From FPBarthel on 2018-10-18
Thanks @LeeTL1220! After a bit more digging on Google, Github and message boards I came across a somewhat more recent version of ABSOLUTE [here](http://bcb.dfci.harvard.edu/~scarter/clonalevolutionsuite/ “here”) which does seem to support ACS input. It’s been giving a lot of errors but I’ve been able to address some of these with small code fixes and that seems to be fruitful. Is there anyone I can reach out to from the ABSOLUTE group you mention who may be able to give some additional insights?

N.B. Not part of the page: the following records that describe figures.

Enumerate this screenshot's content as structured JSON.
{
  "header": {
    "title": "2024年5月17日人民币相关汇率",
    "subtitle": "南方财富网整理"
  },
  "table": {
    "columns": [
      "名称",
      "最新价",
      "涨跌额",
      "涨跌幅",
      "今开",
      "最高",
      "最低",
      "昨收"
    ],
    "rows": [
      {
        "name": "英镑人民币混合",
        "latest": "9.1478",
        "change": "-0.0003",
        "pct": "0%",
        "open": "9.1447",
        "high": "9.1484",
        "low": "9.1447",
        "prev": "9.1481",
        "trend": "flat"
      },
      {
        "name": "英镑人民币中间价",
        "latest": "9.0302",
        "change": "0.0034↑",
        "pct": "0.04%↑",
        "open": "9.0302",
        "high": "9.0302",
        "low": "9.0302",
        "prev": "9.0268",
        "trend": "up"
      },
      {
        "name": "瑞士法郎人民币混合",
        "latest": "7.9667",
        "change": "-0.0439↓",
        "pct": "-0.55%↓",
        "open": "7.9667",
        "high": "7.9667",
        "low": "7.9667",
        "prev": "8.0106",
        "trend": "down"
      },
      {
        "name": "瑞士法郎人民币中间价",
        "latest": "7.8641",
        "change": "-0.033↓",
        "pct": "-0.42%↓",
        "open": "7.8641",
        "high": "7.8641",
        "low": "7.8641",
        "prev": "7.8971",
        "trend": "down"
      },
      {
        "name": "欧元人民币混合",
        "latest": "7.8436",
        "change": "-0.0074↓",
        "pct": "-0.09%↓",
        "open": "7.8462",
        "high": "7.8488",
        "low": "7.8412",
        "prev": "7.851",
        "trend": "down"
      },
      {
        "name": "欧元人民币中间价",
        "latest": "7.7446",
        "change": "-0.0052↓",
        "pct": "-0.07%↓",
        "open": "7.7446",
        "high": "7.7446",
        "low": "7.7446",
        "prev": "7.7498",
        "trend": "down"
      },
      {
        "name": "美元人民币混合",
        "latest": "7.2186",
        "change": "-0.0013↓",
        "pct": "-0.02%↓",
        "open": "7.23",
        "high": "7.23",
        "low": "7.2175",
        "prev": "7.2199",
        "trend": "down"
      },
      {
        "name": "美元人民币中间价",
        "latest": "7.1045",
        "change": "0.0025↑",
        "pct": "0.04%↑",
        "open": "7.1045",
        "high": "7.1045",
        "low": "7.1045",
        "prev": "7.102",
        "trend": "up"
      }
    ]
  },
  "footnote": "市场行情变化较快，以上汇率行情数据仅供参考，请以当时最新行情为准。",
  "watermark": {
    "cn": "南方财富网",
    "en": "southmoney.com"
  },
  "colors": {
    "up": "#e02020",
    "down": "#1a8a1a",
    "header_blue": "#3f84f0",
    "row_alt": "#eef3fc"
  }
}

From petr101 on 2019-01-23
Hi,
in what version of GATK I can find CallCNLoHAndSplits, please? I run successfully a whole workflow using GATK 4.beta.6 and at the last step I found out that CallCNLoHAndSplits is not there. Or is there any alternative to generate a ‘sim-final.acs.seg’ file using this version of GATK?

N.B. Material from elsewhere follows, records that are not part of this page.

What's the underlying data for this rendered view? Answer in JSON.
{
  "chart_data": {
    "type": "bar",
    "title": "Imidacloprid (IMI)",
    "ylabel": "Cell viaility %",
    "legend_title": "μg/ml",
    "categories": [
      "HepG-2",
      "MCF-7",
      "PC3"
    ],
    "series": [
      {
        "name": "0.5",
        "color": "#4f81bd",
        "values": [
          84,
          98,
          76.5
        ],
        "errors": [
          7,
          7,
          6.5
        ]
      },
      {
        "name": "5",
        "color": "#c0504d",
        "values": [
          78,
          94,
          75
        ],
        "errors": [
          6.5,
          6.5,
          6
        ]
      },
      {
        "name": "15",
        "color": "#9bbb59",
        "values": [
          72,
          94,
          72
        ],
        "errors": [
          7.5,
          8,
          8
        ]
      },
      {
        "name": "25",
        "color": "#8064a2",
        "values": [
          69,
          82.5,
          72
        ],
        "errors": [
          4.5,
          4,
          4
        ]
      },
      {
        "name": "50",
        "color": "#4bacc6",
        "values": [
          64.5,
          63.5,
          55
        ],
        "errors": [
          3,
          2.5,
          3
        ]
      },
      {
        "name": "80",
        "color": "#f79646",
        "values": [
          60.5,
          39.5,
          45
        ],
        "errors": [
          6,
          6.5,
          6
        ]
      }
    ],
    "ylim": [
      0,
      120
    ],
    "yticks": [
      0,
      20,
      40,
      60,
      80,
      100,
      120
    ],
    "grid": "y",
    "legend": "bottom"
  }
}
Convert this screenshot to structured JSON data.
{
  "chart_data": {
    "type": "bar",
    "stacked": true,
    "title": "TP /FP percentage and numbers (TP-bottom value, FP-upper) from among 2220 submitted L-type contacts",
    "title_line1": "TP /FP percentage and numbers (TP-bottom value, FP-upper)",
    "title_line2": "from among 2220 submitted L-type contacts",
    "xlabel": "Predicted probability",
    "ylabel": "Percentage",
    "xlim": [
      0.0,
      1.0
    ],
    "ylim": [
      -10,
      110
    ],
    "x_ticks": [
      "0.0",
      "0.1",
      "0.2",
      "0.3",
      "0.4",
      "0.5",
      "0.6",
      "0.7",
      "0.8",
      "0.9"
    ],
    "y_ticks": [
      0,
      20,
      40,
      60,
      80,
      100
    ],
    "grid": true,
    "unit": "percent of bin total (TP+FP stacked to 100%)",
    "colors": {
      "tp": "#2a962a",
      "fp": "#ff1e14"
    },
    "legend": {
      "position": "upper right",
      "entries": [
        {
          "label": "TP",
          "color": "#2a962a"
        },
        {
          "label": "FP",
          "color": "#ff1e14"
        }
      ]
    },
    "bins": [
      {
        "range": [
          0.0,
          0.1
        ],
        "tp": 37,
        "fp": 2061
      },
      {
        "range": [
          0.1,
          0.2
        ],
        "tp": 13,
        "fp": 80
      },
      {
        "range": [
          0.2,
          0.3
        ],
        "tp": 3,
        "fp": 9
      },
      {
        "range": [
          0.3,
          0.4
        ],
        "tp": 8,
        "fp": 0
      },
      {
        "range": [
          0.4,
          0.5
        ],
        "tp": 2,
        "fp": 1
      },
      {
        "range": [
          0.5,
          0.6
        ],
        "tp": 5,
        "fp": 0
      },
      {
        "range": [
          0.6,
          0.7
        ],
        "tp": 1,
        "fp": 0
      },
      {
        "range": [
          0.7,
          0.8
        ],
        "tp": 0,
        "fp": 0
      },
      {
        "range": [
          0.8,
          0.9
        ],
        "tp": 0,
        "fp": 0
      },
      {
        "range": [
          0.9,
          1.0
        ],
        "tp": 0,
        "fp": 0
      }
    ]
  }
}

From jonathanYu on 2019-08-14
Hi,
I need the *-sim-final.acs.seg file as input of deTiN, so that I have to run step 3. However, I came across a problem on the installation of gatk-protected-1.0.0.0-alpha1.2.3. When running ‘./gradlew shadowJar’ , I got an error as below
Downloading https://services.gradle.org/distributions/gradle-2.13-all.zip
Unzipping /home/user/.gradle/wrapper/dists/gradle-2.13-all/1b9wlm73elu4cqnbc0rk7r7qn/gradle-2.13-all.zip to /home/user/.gradle/wrapper/dists/gradle-2.13-all/1b9wlm73elu4cqnbc0rk7r7qn
Set executable permissions for: /home/user/.gradle/wrapper/dists/gradle-2.13-all/1b9wlm73elu4cqnbc0rk7r7qn/gradle-2.13/bin/gradle
…..
Download https://repo1.maven.org/maven2/log4j/log4j/1.2.17/log4j-1.2.17.pom
FAILURE: Build failed with an exception.
BUILD FAILED
Can anyone help me to solve this problem?
From slee on 2019-08-16
@jonathanYu I would not recommend using gatk-protected or ACNV; these have been superseded by GATK4 and ModelSegments, which introduce many improvements.

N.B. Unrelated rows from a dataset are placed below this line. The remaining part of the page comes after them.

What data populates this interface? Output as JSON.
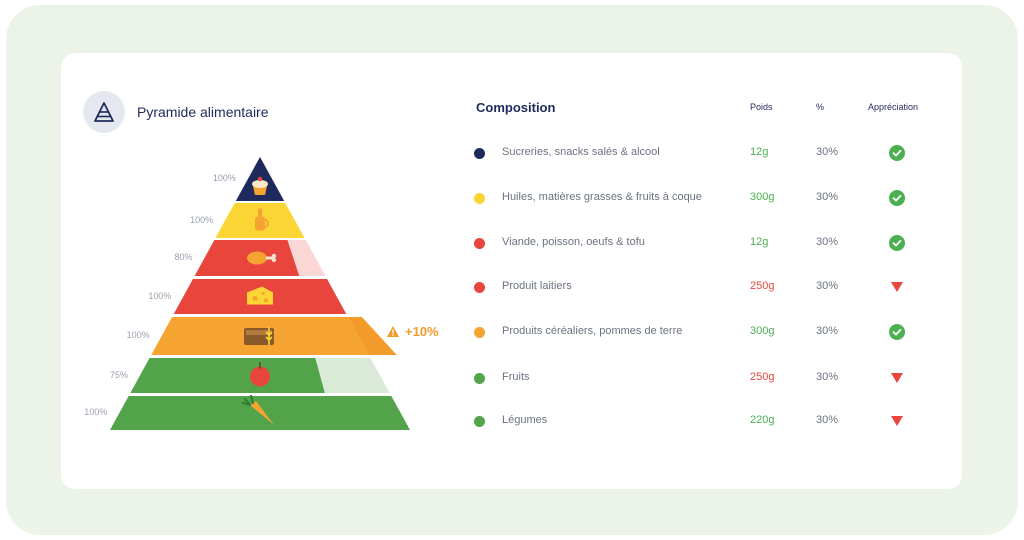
{
  "panel": {
    "title": "Pyramide alimentaire",
    "logo_icon": "pyramid-icon"
  },
  "pyramid": {
    "levels": [
      {
        "percent_label": "100%",
        "fill": 1.0,
        "color": "#1f2a5c",
        "icon": "cupcake-icon"
      },
      {
        "percent_label": "100%",
        "fill": 1.0,
        "color": "#fbd533",
        "icon": "oil-bottle-icon"
      },
      {
        "percent_label": "80%",
        "fill": 0.8,
        "color": "#e8453c",
        "icon": "chicken-leg-icon"
      },
      {
        "percent_label": "100%",
        "fill": 1.0,
        "color": "#e8453c",
        "icon": "cheese-icon"
      },
      {
        "percent_label": "100%",
        "fill": 1.0,
        "color": "#f5a331",
        "icon": "bread-icon"
      },
      {
        "percent_label": "75%",
        "fill": 0.75,
        "color": "#52a34a",
        "icon": "apple-icon"
      },
      {
        "percent_label": "100%",
        "fill": 1.0,
        "color": "#52a34a",
        "icon": "carrot-icon"
      }
    ],
    "excess_warning": {
      "label": "+10%",
      "icon": "warning-icon",
      "color": "#f29b2b"
    }
  },
  "composition": {
    "title": "Composition",
    "columns": {
      "weight": "Poids",
      "percent": "%",
      "rating": "Appréciation"
    },
    "rows": [
      {
        "label": "Sucreries, snacks salés & alcool",
        "dot_color": "#1f2a5c",
        "weight": "12g",
        "weight_color": "#4caf50",
        "percent": "30%",
        "status": "ok"
      },
      {
        "label": "Huiles, matières grasses & fruits à coque",
        "dot_color": "#fbd533",
        "weight": "300g",
        "weight_color": "#4caf50",
        "percent": "30%",
        "status": "ok"
      },
      {
        "label": "Viande, poisson, oeufs & tofu",
        "dot_color": "#e8453c",
        "weight": "12g",
        "weight_color": "#4caf50",
        "percent": "30%",
        "status": "ok"
      },
      {
        "label": "Produit laitiers",
        "dot_color": "#e8453c",
        "weight": "250g",
        "weight_color": "#e8453c",
        "percent": "30%",
        "status": "low"
      },
      {
        "label": "Produits céréaliers, pommes de terre",
        "dot_color": "#f5a331",
        "weight": "300g",
        "weight_color": "#4caf50",
        "percent": "30%",
        "status": "ok"
      },
      {
        "label": "Fruits",
        "dot_color": "#52a34a",
        "weight": "250g",
        "weight_color": "#e8453c",
        "percent": "30%",
        "status": "low"
      },
      {
        "label": "Légumes",
        "dot_color": "#52a34a",
        "weight": "220g",
        "weight_color": "#4caf50",
        "percent": "30%",
        "status": "low"
      }
    ]
  }
}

The GATK4-equivalent of the internal scripts mentioned above can be found at https://github.com/broadinstitute/gatk/tree/master/scripts/unsupported/combine_tracks_postprocessing_cnv Note that these scripts are unsupported and use a number of questionable heuristics. However, you may find studying them useful in developing your own scripts.